What types of legal disputes arise over patents?
There are several types of disputes that relate to and arise over patents.
First, if someone infringes an inventor’s patent, which can occur in several ways, the inventor may initiate a lawsuit against the infringing person.
Second, a dispute may arise between two different inventors over the issue of patent priority, which essentially means the inventors are both seeking a patent on the same invention. When this type of dispute gets to the point that the parties seek legal relief, it is known as an “interference proceeding” and takes place before the Patent and Trademark Office’s Board of Patent Appeals and Interferences.
Third, someone can file a “declaratory judgment” lawsuit against an inventor. Here, the person who filed the lawsuit is worried that he may one day be sued by the inventor for patent infringement and he is essentially getting a head start by filing this lawsuit and asking the court to declare that he is not infringing (or, alternatively, to declare that the inventor’s patent is invalid).

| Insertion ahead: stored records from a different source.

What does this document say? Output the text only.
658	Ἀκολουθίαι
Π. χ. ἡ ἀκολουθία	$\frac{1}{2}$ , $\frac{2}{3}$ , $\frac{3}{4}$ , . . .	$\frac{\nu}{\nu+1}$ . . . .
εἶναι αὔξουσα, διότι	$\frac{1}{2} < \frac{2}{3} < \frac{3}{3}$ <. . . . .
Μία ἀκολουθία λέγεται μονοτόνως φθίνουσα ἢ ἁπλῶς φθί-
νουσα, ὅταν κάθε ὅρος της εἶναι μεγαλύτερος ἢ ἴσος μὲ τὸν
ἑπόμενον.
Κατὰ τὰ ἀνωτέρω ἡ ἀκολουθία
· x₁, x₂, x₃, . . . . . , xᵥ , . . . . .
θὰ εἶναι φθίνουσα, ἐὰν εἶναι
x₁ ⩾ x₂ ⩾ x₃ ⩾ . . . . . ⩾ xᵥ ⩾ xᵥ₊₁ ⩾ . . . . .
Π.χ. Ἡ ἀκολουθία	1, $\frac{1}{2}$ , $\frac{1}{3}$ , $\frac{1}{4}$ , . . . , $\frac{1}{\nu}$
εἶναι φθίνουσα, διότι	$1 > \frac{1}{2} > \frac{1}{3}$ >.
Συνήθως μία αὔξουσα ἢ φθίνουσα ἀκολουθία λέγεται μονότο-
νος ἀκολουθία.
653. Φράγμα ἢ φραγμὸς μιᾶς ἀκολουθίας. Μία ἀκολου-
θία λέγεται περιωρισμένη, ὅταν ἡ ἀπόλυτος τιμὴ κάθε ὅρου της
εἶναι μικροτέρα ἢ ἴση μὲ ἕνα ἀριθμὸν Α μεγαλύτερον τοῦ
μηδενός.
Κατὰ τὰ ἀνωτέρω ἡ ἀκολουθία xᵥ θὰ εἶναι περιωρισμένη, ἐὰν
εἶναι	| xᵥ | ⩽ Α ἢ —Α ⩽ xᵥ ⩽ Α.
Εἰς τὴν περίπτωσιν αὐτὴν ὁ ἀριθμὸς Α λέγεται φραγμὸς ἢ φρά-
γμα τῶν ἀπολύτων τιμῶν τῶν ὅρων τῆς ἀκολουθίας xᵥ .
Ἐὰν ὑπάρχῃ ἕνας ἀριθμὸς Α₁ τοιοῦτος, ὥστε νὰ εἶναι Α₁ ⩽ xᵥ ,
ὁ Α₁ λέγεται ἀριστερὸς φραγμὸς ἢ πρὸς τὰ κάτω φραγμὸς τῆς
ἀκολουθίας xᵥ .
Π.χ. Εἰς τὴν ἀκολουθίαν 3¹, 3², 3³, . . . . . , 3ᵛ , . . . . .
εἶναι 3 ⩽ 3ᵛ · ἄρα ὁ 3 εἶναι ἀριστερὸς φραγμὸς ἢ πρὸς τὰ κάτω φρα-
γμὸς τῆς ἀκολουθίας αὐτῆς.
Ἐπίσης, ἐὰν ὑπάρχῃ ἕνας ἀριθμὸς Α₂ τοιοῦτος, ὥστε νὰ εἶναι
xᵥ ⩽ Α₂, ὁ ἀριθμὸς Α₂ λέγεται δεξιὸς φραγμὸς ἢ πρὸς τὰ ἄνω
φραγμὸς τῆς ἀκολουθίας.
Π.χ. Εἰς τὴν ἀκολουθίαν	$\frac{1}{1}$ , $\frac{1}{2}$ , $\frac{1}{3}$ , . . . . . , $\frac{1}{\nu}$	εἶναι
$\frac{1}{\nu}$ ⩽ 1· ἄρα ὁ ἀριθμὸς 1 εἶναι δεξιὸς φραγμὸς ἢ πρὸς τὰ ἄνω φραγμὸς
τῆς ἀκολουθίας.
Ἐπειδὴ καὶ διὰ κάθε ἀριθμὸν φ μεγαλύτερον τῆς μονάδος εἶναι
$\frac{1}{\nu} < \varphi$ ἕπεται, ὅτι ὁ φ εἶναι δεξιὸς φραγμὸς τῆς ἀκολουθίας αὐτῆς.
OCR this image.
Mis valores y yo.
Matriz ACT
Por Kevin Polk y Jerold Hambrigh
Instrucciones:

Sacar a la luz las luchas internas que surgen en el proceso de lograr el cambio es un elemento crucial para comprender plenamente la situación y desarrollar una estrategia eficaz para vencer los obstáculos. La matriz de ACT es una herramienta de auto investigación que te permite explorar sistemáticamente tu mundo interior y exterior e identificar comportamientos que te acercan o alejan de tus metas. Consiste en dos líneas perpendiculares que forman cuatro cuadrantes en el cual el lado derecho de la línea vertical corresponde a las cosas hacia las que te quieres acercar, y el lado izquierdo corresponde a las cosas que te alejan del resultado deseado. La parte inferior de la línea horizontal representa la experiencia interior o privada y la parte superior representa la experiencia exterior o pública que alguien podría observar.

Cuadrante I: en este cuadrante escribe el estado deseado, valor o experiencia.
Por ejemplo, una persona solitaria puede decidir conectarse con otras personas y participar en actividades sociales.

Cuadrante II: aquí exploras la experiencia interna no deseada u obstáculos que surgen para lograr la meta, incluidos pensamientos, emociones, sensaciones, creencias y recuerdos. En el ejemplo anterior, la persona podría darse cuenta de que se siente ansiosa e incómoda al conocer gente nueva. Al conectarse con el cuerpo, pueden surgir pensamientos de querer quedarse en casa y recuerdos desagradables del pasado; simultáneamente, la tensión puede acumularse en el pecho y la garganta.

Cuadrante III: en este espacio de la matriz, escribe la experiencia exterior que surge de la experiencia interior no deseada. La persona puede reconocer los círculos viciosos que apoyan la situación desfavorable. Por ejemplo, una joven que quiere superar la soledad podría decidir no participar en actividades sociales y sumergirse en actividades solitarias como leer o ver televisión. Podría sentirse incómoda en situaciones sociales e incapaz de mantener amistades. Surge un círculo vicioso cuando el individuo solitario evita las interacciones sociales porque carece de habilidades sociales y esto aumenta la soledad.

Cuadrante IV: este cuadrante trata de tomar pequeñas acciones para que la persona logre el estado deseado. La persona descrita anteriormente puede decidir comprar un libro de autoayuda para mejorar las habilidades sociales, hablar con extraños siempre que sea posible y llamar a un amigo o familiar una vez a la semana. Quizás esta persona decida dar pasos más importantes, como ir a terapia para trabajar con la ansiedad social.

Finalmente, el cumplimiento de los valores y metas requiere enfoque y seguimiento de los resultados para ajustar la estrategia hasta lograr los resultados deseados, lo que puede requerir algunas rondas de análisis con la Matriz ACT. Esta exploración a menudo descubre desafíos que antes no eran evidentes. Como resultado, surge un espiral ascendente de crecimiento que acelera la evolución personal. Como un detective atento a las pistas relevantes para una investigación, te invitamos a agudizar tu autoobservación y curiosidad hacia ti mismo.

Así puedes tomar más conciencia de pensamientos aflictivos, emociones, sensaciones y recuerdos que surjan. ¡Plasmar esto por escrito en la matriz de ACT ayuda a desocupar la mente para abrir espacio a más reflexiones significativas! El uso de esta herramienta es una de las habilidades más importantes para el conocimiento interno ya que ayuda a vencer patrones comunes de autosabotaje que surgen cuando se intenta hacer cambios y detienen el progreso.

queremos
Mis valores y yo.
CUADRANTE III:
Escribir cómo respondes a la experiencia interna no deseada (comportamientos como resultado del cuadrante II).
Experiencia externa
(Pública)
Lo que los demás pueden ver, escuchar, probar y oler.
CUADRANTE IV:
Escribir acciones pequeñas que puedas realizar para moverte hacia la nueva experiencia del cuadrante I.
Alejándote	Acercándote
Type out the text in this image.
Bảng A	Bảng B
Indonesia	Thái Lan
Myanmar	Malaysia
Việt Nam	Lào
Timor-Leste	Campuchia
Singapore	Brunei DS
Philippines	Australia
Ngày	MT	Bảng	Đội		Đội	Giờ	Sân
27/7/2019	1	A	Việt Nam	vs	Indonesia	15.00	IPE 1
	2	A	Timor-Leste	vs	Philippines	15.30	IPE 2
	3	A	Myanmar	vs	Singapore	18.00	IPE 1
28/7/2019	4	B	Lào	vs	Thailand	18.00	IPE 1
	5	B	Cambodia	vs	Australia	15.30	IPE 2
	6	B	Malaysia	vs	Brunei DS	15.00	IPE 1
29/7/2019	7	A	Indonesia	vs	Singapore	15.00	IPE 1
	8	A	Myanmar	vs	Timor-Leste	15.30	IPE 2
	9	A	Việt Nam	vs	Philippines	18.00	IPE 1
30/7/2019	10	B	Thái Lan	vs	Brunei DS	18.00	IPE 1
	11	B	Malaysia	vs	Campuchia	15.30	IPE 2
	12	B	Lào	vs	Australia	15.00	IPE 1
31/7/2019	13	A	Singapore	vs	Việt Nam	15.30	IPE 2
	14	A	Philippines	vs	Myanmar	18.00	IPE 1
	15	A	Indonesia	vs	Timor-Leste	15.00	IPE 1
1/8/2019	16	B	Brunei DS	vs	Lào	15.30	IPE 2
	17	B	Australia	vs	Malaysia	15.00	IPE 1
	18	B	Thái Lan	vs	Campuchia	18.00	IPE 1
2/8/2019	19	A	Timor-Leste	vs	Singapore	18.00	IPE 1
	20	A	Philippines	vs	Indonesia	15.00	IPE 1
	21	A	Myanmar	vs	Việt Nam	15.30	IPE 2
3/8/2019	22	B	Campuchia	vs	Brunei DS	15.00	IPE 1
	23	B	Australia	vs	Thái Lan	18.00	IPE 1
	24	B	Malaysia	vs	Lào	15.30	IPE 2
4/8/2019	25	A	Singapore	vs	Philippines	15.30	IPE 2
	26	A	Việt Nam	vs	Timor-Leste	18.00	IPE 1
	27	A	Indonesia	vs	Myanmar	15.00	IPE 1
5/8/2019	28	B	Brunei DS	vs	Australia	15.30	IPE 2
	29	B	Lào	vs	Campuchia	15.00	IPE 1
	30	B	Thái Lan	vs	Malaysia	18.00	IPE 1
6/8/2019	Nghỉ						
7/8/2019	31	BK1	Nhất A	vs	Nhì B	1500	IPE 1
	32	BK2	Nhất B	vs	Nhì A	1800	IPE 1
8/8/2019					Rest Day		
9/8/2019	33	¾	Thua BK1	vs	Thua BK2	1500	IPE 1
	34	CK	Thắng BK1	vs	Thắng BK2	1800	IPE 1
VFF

Finally, someone who owns a patent may start an action referred to as an ITC Action. Here, the patent owner is asking the International Trade Commission to prevent someone from importing a foreign product into the United States, because that product is being made by a process protected by the patent owner’s patent. For example, if you own the patent on how to put a widget together, but you do not own a patent for the actual widget itself, I might try to get around your patent by having the widgets put together in China and then imported into the country - if I did this, you could initiate an ITC action to have the ITC prevent me from bringing my widgets into the U.S.